No es fácil explicar la vida de
los pobres. No es resignación, en el fondo creo que es sabiduría. Aprenden a la
fuerza cual es su lugar en el mundo. Toman de la vida lo que ésta les da. El
altar de los recuerdos, como ellas dieron en llamar a ese rincón de la cocina,
las encuentra muchas veces hablando de temas recurrentes, poniéndose al día de
viejas historias. El hoy las sorprende a ambas en uno de los peores momentos de
sus vidas. Una perdió el trabajo, la otra está a punto de quedar sin casa. Sin
embargo, tantas veces estuvieron a punto de perderlo todo que aprendieron a
vivir el día. Mañana Dios proveerá. No
desesperan, confían y tratan de sobrevivir.

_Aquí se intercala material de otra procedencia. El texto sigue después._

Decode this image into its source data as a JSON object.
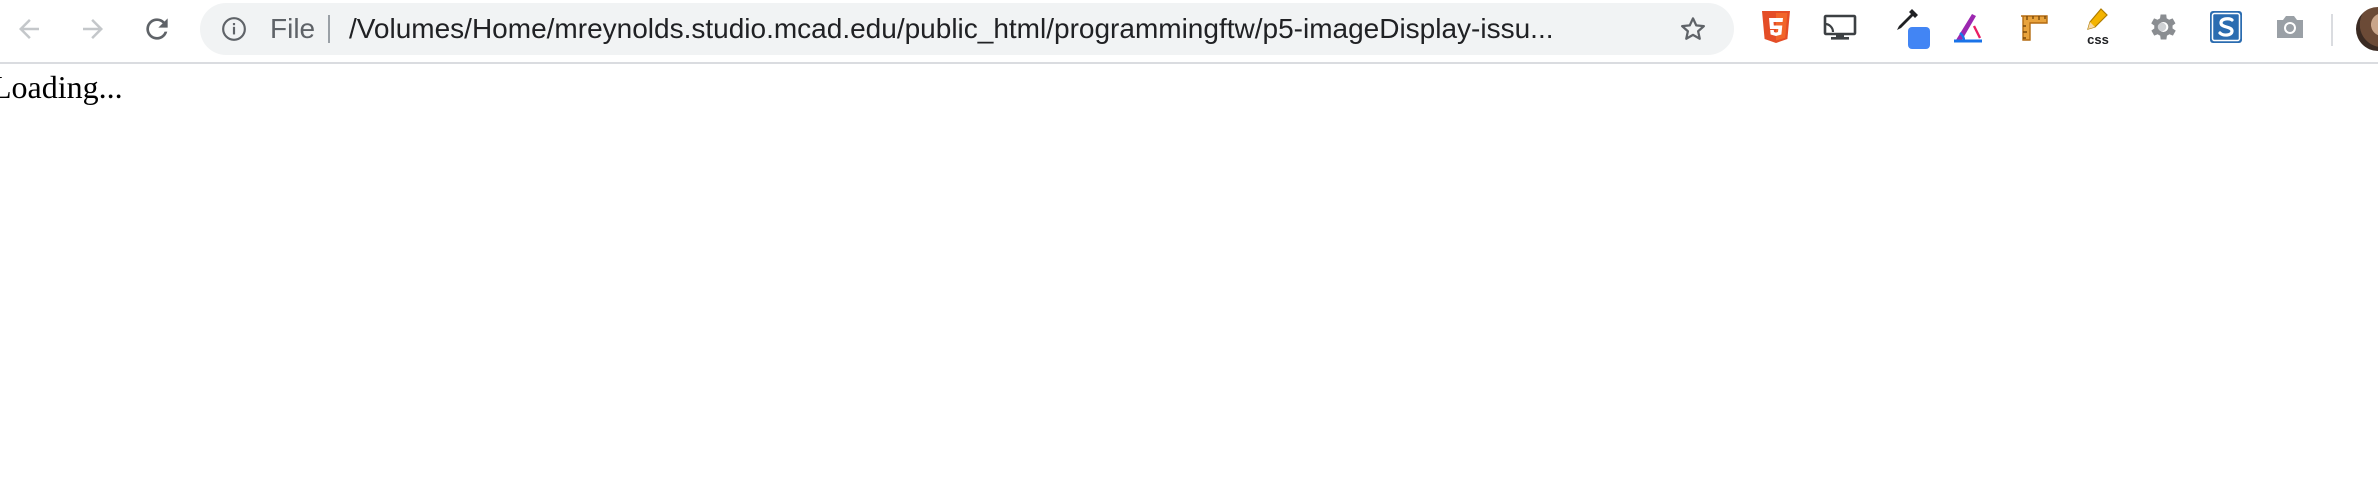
{
  "browser": {
    "omnibox": {
      "scheme_label": "File",
      "url": "/Volumes/Home/mreynolds.studio.mcad.edu/public_html/programmingftw/p5-imageDisplay-issu..."
    },
    "icons": {
      "back": "arrow-left-icon",
      "forward": "arrow-right-icon",
      "reload": "reload-icon",
      "info": "info-icon",
      "bookmark": "star-icon"
    },
    "extensions": [
      "html5-extension-icon",
      "cast-extension-icon",
      "eyedropper-extension-icon",
      "geometry-extension-icon",
      "ruler-extension-icon",
      "css-pencil-extension-icon",
      "gear-extension-icon",
      "s-extension-icon",
      "camera-extension-icon"
    ],
    "extension_labels": {
      "css": "css"
    },
    "colors": {
      "toolbar_bg": "#ffffff",
      "omnibox_bg": "#f1f3f4",
      "icon_gray": "#5f6368",
      "html5_orange": "#e44d26",
      "eyedropper_blue": "#4285f4"
    }
  },
  "page": {
    "body_text": "Loading..."
  }
}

Doris y Rosalía se preguntan por
qué no se frecuentaron antes, están descubriéndose y reconociendo en la otra la
parte de la vida que no les tocó vivir. Piezas sueltas de un paisaje llamado
barrio, un barrio, cualquier barrio. Pero este es diferente, surrealista. Vidas
castigadas desde antes de nacer. Historias crudas, sin hipocresías, con un
denominador común: los sueños rotos pero la dignidad intacta.
Empieza a anochecer y Rosita se
va a darle de comer a los perros, mañana será otro día.